Colossians 3:15 is stuck in my head this morning. Let the peace of Christ rule in your hearts, since as members of one body you were called to peace. And be thankful. (all emphasis mine)
I was called to peace yet much of my life I haven't lived in peace but in turmoil; turmoil created by my desire to do everything and know everything and set everyone else straight. Life events have brought me to the point where I have realized that not only am I incapable of doing everything right but the effort was creating turmoil in my heart and blocking me from hearing God. The peace of Christ didn't come from the fact that he was God or that he was perfect. Instead, it came because he listened to God and sought to do God's will in everything he did. I have started to learn something from that and through what could be tumultuous times, I have found peace.

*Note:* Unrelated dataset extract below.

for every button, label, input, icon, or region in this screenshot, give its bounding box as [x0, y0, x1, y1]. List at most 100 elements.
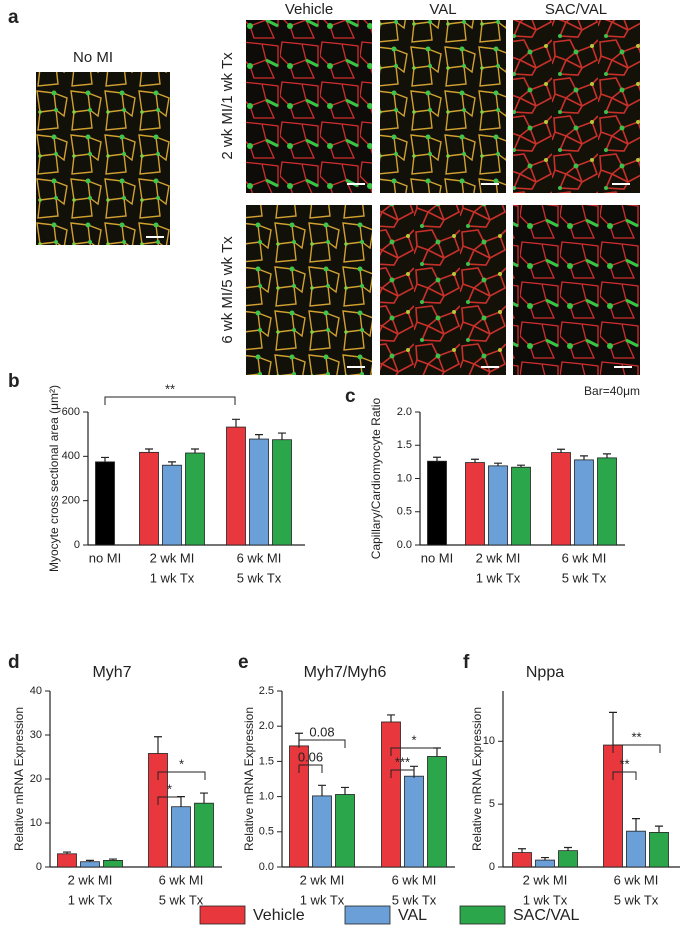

But it doesn't end there. And be thankful. It is an idea both combined with the previous and stands unto itself. And be thankful. Thankful for the hard times? Thankful for the good times? Thankful for my job, my family, my church? Today, for me, it is simply being thankful for Christ and the peace I can have through him. Thankful that he cleared the path to my relationship with God for eternity. Under the umbrella of that thankfulness I can surely be thankful for everything else in my life but it's God and the Christ that are the pinnacle of what brings me peace and what I am thankful for.
And be thankful.
Grace and peace to you.
1 comment:
And thanks to you, my friend, for leading my thoughts this morning toward thankfulness. I needed this this morning.